Are there other bands that you’re heavily influenced by? I even think I hear some Allman Brothers in the mix somewhere.

CS: I little bit of the Allman Brothers, but for me it was mostly the Beatles, Wilco, Paul Simon, Buddy Holly, and the Beach Boys. These are the bands I can remember being put in the tape player when I was knee-high to a bean stock.

How did you get the attention of Robert Schneider? What was his role in re-recording and releasing Umbrella Weather to a wider audience?

CS: Tanner and AJ went to an Apples show in Boston and passed him a CD and said, “Please listen.” His wife Marci ended up being the one who listened to it first and reminded Robert that he said he’d listen to it. They both loved it and passed it onto Craig (Morris, who runs the Garden Gate label with Marci), and he ended up asking us to record with them. Robert was there from the beginning to the end. He gave us room when we needed it, advice when we needed it or asked. And my god, he and Craig helped me find the perfect bass tone one afternoon. It took about two and a half hours of plucking and twisting knobs, trying different condenser combinations and other fun homemade patches. Wow. They both were friggin troopers to deal with my ass.

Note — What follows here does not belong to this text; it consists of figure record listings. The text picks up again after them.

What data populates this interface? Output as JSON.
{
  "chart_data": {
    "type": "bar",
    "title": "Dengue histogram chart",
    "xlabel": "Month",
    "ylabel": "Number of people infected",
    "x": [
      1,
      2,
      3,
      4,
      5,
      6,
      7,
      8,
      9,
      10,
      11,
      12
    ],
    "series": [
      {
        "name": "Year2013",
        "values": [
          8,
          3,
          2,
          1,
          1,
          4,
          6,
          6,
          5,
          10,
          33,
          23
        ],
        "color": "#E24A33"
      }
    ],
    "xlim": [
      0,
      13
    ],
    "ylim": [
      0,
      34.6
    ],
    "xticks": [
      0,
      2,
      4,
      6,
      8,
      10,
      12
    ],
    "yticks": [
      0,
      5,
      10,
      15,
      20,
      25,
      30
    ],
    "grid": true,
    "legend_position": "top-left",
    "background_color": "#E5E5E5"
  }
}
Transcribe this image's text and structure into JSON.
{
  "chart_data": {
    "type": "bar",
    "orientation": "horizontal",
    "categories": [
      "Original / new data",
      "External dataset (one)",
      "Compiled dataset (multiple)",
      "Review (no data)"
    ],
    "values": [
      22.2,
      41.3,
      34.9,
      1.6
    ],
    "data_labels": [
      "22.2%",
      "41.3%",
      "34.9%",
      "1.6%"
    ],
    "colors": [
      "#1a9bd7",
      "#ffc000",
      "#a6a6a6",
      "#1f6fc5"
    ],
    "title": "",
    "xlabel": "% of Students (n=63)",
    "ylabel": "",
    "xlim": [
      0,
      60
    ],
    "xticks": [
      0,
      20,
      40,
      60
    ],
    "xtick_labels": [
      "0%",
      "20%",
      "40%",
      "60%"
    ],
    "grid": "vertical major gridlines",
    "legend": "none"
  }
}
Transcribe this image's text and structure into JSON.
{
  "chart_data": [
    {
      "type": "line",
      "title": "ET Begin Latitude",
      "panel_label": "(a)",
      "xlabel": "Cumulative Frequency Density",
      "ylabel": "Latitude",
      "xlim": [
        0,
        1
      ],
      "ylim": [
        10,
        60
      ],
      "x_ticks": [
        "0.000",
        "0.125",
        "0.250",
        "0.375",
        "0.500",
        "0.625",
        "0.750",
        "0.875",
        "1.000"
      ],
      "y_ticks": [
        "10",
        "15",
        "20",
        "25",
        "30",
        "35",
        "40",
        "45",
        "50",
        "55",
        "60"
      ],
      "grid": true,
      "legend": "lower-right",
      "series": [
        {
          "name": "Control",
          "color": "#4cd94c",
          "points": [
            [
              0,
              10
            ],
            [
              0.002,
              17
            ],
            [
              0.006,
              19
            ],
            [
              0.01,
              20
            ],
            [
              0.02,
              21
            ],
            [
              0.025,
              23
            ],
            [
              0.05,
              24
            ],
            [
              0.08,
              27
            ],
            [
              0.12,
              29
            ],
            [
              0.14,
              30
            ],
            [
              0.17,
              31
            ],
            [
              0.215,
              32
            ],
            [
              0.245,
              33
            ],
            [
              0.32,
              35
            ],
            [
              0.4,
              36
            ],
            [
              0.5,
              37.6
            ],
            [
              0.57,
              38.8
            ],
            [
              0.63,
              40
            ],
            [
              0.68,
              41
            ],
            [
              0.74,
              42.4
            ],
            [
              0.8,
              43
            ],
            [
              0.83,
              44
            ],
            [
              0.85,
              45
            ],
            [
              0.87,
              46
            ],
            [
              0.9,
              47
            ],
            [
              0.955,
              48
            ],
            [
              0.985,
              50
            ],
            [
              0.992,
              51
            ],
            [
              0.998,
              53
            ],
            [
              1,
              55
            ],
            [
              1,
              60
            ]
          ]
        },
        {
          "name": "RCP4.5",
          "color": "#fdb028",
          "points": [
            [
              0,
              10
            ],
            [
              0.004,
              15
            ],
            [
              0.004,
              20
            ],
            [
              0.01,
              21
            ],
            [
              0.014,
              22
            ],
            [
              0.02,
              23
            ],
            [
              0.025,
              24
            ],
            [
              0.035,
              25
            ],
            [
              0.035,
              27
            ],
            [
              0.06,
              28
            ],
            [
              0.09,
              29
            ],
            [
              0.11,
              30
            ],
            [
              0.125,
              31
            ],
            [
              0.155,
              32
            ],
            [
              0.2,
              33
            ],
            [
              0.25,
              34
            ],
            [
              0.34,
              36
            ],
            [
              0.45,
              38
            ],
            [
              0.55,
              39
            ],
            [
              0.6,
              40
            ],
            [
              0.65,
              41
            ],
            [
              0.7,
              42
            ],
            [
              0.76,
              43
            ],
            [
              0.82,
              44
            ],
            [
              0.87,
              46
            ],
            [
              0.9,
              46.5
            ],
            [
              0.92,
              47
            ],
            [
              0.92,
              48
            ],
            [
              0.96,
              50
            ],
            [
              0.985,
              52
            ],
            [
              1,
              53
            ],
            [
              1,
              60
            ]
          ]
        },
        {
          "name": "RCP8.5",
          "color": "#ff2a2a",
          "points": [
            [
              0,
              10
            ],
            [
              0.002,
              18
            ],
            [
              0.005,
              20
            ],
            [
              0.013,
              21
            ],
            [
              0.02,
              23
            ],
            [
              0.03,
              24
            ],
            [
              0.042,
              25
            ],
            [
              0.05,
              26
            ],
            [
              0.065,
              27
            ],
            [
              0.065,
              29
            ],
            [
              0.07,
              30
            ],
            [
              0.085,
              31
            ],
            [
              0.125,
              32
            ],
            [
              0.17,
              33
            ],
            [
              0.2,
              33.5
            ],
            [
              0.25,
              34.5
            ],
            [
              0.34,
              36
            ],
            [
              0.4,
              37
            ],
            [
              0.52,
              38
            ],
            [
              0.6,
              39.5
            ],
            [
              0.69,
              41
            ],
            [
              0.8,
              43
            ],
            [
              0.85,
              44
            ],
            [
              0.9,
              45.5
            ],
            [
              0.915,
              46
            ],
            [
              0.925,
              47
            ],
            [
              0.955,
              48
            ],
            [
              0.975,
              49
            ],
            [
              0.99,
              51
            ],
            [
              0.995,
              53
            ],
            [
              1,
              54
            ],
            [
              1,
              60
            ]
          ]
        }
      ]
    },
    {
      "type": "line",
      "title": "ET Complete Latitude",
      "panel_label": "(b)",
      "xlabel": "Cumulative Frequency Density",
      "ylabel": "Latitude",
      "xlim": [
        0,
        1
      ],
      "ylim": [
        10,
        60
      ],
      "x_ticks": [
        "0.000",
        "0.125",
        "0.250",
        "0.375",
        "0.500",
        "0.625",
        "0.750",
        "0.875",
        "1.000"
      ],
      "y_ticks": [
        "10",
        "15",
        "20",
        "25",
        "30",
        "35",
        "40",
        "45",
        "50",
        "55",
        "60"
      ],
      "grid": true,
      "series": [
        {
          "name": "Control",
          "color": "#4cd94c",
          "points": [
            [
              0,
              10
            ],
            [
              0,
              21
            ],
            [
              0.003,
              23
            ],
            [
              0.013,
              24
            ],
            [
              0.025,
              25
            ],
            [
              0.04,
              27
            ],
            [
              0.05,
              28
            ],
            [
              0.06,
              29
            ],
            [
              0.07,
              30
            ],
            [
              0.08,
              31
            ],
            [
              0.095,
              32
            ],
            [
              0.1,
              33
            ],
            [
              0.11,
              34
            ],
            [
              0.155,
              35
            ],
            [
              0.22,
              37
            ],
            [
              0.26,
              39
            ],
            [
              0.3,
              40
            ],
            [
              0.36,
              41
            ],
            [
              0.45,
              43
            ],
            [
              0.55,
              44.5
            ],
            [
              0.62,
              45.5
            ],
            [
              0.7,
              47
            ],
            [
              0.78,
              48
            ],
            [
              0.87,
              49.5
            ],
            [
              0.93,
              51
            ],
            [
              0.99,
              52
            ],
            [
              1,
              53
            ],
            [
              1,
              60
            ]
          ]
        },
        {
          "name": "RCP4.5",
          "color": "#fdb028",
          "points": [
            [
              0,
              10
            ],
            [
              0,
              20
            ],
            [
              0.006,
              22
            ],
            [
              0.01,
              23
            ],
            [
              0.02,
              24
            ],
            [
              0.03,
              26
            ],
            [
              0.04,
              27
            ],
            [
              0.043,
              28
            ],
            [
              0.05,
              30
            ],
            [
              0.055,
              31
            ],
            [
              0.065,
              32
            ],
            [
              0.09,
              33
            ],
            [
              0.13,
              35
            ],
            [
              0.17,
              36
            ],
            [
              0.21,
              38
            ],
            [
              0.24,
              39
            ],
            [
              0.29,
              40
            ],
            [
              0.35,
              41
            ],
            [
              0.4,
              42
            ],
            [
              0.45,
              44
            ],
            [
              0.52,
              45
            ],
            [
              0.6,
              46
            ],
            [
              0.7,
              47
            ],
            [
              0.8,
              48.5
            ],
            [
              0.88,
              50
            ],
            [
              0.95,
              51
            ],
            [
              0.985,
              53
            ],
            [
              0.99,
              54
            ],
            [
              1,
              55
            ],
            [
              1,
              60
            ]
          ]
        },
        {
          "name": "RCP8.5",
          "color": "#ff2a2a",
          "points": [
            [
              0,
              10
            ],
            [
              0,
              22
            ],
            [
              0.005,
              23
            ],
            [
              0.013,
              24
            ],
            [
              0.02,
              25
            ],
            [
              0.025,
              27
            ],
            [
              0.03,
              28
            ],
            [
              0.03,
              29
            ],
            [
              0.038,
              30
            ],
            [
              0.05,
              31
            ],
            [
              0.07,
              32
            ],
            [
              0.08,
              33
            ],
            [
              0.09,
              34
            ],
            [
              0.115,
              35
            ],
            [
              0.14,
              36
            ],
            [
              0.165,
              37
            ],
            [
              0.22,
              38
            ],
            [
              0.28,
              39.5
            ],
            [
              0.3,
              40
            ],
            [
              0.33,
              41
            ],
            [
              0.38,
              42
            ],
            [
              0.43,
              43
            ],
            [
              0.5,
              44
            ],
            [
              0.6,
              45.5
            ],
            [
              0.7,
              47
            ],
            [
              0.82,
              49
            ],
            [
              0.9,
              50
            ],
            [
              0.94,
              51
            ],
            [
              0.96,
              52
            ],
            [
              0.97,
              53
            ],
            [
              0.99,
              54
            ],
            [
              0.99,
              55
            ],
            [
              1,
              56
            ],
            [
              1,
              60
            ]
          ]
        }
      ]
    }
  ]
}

What’s next for Laminated Cat? I know Umbrella Weather was recorded some time ago, so is there another album recorded? Do you have an even grander idea for the next album?

CS: America, at least that’s what I think the next record will sound like. We all have a good number of songs in prospect for the next record, and damn, it’ll be good. And next for Laminated Cat? A good tour, a few beers and plenty of rest.

AG: Our next album is going to be a smooth-jazz concept record about highway tolls and the lifecycle of queen ants. It’s called “It Ain’t Gonna Kiss Itself!”